Animal studies consistently demonstrate increased numbers of neovessels at treated tendon–bone junctions following ESWT, and this improved blood supply is thought to be an important factor in accelerating tendon healing and remodelling.

3.     Stimulation of Growth Factors and Collagen Production

ESWT upregulates the expression of several growth factors that are critical to tissue repair:

• TGF-β1 (Transforming Growth Factor Beta-1) — stimulates fibroblast proliferation and collagen synthesis; plays a central role in tendon healing

• IGF-I (Insulin-Like Growth Factor I) — promotes tenocyte (tendon cell) proliferation and matrix production

• PCNA (Proliferating Cell Nuclear Antigen) — a marker of active cell division, upregulated in tenocytes following ESWT

These effects combine to drive fibroblast proliferation and the synthesis of new collagen, both Type I (the dominant structural collagen in tendons) and Type III (involved in early repair). Research confirms that gene expression for collagen is upregulated in the weeks following shockwave treatment, consistent with active tissue regeneration.

4.      Pain Modulation — Multiple Pathways

ESWT achieves pain relief through several distinct mechanisms:

• Substance P depletion: Substance P is a neuropeptide that plays a key role in pain transmission, vasodilation, and neurogenic inflammation. Shockwave therapy produces an initial increase and then a sustained decrease in substance P levels at the treated site. This reduction is closely linked to the clinical pain relief observed after treatment, and unlike NSAIDs, this effect is localised to the treatment region rather than systemic.

• CGRP suppression: Calcitonin gene-related peptide (CGRP), another pro-nociceptive neuropeptide, is also reduced in dorsal root ganglia following ESWT, contributing to reduced pain signalling at the spinal level.

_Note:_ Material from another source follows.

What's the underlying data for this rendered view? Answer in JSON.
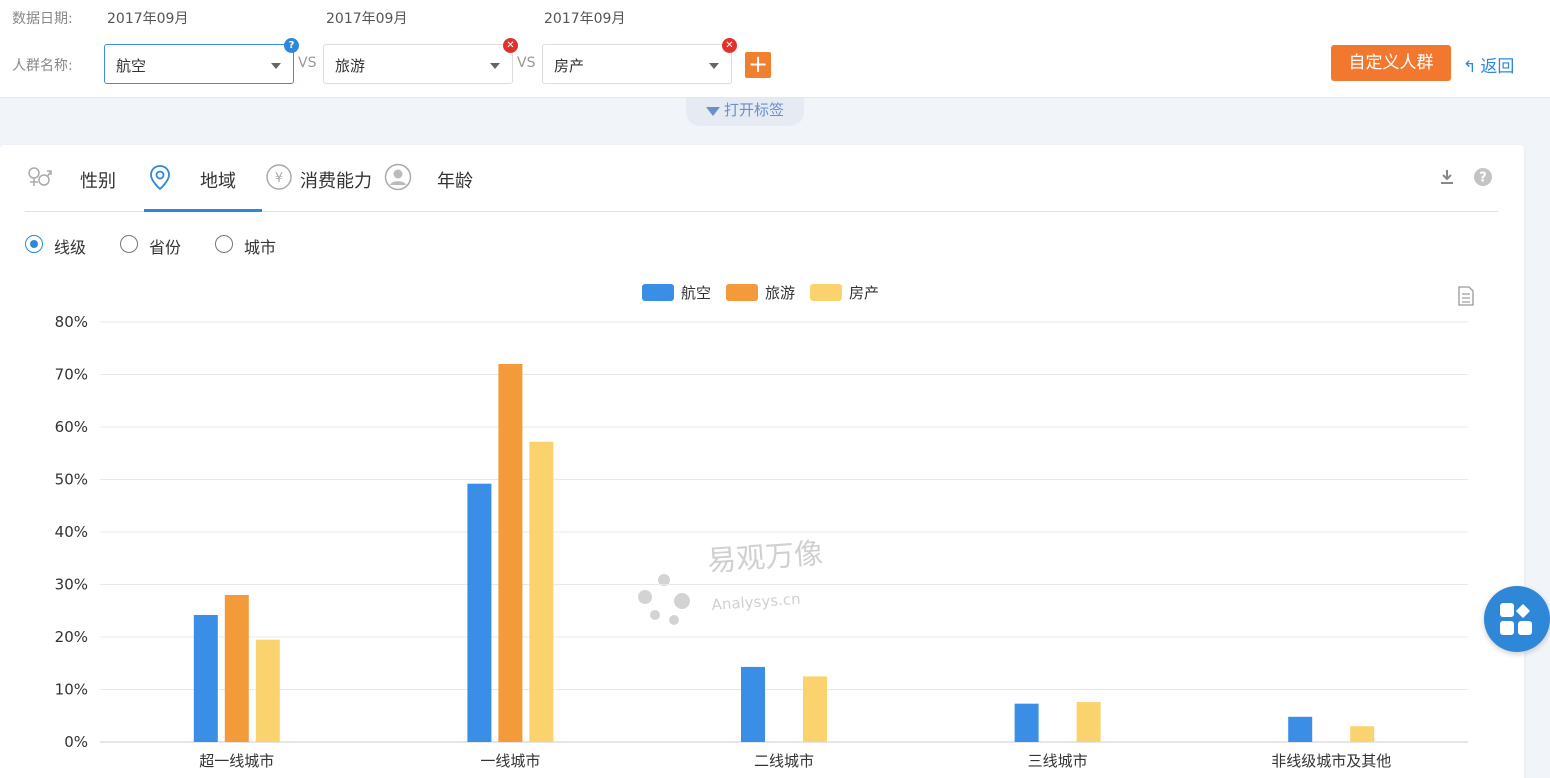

• Hyperstimulation analgesia: High-energy shockwaves can overstimulate nociceptors, temporarily blocking pain signals through a gate-control mechanism — similar in concept to other physical modalities such as TENS.

• Disruption of the pain-inflammation cycle: By reducing substance P and prostaglandin E2 levels in the peritendinous tissues, ESWT helps break the chronic inflammatory cycle that sustains pain in long-standing tendinopathy without the gastrointestinal side effects associated with NSAIDs.

5.     Calcification Breakdown (Focused Shockwave Specifically)

At higher energy levels, only achievable with focused shockwave devices, ESWT can mechanically fragment and disintegrate calcific deposits within tendons and other soft tissues. This is the same principle originally used for kidney stone lithotripsy. As calcium deposits break down, they can be reabsorbed by the body, reducing pain and restoring normal mechanical function to the tendon. This is particularly relevant in calcific rotator cuff tendinopathy, where focused ESWT is a well-evidenced first-line treatment before surgical options are considered.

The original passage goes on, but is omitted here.